I’ve recently been reading Charles Ponce de Leon’s (awesome name!) biography of Elvis, called Fortunate Son. One of the running themes is that Elvis’ “rebel” image belied an underlying conservatism that was born of his working-class Southern upbringing which emphasized deference to authority in order to earn “respectability.” But also important was Elvis’ love (and encyclopedic knowledge of) music from a variety of genres: country, gospel, R&B, etc. He was a true aficionado, who impressed even Sam Phillips with his wide and deep tastes. All of this combined to make Elvis skeptical of the direction rock took in the 60s, as Ponce de Leon explains:
By 1967 many musicians identified themselves as “artists” in ways that echoed the modernist commitments that poets, novelists, painters, and photographers had expressed in the early twentieth century but that would have been incomprehensible to Presley, Chuck Berry, Little Richard, Buddy Holly, and Jerry Lee Lewis. Committed to writing their own songs and displaying their abilities through complex, often pretentious lyrical wordplay or instrumental virtuosity, they rejected many of the pop-rock conventions established in the late 1950s and early 1960s. Because they defined their own work in opposition to the pop mainstream, their inroads onto the pop charts seemed all the more like acts of defiant subversion. The surprising commercial success of much of this music encouraged record companies to sign artists working in the same vein. More important, it led many musicians and fans to believe that the record business–and perhaps all of Western civilization–was in the throes of a major artistic renaissance, a trend being spearheaded by a new vanguard: affluent youth. The rock and roll developed by Elvis and his comrades had morphed into rock, a more varied set of styles that perfectly captured the heady spirit of the late 1960s. In such a milieu, Presley’s records didn’t just sound dated; they sounded like they came from another century.
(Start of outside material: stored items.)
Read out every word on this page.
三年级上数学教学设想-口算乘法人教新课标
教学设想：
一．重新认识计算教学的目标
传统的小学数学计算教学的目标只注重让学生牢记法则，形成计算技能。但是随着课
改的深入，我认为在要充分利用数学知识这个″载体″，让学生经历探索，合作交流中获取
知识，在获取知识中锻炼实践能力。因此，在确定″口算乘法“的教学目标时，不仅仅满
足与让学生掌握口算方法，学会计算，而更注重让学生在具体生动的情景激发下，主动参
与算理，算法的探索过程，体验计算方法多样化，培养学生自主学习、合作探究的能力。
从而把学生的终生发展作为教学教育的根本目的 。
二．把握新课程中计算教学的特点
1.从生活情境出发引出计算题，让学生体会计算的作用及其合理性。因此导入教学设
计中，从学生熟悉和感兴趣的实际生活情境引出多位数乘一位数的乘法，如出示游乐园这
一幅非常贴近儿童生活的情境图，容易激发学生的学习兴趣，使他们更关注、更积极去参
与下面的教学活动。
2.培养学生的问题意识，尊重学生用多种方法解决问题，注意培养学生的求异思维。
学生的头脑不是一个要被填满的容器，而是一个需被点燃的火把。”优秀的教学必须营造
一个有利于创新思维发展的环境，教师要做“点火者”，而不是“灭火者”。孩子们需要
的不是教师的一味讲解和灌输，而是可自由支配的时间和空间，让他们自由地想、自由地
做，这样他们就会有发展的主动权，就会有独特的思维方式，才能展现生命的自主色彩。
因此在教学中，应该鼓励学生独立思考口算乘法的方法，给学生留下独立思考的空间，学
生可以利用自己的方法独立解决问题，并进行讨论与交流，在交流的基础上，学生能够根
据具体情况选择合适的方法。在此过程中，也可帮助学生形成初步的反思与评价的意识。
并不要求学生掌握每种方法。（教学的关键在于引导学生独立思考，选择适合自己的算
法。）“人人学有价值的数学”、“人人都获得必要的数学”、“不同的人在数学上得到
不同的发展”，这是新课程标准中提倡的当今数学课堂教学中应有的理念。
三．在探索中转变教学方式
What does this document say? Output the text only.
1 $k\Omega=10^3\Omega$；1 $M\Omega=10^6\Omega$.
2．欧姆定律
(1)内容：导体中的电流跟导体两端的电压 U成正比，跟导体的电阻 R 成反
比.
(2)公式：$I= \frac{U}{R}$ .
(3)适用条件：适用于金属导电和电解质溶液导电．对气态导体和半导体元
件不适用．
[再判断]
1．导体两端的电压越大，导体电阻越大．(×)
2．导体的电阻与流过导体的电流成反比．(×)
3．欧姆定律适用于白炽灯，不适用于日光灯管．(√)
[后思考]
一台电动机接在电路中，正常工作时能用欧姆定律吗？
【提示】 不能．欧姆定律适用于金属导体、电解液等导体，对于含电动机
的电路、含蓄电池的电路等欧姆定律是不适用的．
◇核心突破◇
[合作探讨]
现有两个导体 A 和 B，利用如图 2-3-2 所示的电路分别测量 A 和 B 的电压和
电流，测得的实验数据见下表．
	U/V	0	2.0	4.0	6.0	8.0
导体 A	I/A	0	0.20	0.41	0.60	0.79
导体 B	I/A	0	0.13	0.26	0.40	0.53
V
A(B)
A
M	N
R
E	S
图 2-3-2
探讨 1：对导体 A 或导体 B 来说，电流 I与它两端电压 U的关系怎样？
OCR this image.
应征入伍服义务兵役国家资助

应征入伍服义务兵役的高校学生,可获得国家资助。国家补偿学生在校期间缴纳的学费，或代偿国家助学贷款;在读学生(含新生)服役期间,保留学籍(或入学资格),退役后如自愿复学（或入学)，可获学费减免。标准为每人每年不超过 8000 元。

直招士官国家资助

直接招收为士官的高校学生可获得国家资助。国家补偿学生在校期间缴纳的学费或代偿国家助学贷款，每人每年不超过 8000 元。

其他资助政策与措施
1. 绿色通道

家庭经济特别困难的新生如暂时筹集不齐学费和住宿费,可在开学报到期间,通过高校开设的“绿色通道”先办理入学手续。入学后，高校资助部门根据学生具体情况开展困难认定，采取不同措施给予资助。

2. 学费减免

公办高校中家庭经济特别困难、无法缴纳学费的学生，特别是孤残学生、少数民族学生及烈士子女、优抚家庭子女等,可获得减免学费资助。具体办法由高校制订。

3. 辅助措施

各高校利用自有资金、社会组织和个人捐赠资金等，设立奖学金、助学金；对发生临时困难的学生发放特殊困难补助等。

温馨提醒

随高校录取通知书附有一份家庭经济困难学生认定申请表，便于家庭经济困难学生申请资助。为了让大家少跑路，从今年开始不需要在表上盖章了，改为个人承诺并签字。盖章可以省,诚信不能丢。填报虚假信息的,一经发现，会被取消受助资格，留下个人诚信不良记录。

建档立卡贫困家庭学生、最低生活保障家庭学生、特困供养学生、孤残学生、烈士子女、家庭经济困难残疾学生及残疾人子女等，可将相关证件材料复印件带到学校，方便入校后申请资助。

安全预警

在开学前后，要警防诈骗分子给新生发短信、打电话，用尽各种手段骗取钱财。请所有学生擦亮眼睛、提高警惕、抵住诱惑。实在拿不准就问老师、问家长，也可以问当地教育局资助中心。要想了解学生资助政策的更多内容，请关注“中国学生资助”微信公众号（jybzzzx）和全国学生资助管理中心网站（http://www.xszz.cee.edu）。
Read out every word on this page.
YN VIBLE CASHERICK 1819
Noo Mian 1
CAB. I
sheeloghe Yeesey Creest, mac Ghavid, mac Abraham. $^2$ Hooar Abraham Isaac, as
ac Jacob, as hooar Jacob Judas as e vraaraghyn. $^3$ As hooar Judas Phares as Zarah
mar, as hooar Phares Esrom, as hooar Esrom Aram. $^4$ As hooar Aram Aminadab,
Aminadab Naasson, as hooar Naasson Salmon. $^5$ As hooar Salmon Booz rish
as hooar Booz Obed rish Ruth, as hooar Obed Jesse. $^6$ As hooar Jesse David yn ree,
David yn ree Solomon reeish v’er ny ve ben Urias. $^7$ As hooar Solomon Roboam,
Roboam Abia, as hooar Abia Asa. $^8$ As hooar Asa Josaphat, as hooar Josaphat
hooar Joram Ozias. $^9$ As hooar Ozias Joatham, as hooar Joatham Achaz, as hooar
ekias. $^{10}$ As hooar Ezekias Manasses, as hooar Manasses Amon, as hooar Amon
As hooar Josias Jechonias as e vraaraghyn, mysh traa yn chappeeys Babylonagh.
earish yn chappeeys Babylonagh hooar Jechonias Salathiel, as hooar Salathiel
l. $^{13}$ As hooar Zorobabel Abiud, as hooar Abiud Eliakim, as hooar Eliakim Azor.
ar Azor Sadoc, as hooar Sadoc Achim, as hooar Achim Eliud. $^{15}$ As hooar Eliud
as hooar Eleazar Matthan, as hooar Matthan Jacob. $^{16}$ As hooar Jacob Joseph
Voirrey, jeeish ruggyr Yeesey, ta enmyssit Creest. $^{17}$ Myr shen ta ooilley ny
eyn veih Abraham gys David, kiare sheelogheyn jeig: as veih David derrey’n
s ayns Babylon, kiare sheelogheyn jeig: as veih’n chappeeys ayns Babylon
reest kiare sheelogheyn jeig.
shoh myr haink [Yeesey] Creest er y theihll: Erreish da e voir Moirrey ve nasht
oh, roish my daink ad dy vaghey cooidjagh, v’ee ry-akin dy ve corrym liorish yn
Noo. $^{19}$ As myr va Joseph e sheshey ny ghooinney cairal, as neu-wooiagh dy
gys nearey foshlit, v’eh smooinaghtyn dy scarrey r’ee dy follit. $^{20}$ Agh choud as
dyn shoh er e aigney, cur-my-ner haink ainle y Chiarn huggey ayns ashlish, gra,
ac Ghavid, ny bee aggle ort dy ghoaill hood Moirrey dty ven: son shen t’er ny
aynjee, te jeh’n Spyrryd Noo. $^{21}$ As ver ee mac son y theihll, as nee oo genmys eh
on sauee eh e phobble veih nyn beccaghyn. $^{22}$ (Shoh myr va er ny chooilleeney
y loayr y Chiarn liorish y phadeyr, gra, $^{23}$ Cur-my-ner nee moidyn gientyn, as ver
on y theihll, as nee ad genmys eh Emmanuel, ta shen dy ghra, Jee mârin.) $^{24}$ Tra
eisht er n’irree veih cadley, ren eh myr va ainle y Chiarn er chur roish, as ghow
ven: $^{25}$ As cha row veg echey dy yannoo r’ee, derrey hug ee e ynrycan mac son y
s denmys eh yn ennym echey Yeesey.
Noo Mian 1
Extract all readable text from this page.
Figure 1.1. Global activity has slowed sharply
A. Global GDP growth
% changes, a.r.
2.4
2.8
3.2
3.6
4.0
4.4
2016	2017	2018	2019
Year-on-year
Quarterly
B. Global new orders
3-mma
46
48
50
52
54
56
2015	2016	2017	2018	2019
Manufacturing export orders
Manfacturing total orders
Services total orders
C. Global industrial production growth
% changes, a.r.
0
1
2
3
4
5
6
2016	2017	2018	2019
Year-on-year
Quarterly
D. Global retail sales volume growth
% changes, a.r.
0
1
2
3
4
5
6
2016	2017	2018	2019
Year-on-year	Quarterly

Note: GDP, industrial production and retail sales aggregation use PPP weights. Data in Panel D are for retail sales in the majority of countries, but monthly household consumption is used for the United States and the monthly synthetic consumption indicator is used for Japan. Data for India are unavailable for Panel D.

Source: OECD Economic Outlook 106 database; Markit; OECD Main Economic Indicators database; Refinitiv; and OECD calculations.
But as much as part of Presley might have yearned for such [artistic] freedom, another side of him looked on it with contempt. He was, after all, a child of the working-class South, where music was central to the forging of communities and linked young and old–and, if Presley and Sam Phillips had had their way, black and white. He had grown up enamored of the pop conventions he had encountered in the movies and on network radio. For Elvis, these pop conventions were the ticket to acceptance and inclusion, the basis for the forging of a national community that might transcend class, race, and region. He could never comprehend the desire to move beyond them, much less the belief, derived from the modernism that now influenced rock musicians, that they limited artistic creativity. Elvis loved virtually every kind of music, and he couldn’t imagine making the kinds of value judgments and critical distinctions that were becoming common among musicians and many fans. The concept of authenticity, which had arisen in many fields in response to the commercialism of the culture industries and provided fans and musicians alike with a yardstick for measuring quality and who had sold out, was utterly mystifying to him. He was equally bewildered by the cavalier attitude that artists like Dylan and the Beatles sometimes displayed toward their fans. He was appalled, for example, by Dylan’s decision to “go electric,” which caused a great row among folk music fans and, for Elvis, was evidence of Dylan’s disrespect for the people who had made him a success. (pp. 154-6)
There is something almost Ayn Randian in the “public be damned” attitude of a lot of rock musicians who see themselves as pure artists with no obligations to the wider public. Not to mention the insufferable game of one-upmanship where artists and fans constantly look to identify “sellouts” and establish their credentials as more authentic than thou.
Elvis, by contrast, always saw himself as primarily an entertainer, and he kept recording in a variety of genres until the end of his career. But, as Ponce de Leon points out, Elvis’ desire to please often prevented him from taking creative risks which might’ve led to greater personal fulfillment. He cites Elvis’ frustration as one of the reasons he ultimately retreated into a cocoon of hedonism and drug abuse, surrounded by sycophantic flunkies who couldn’t tell him he was heading for disaster.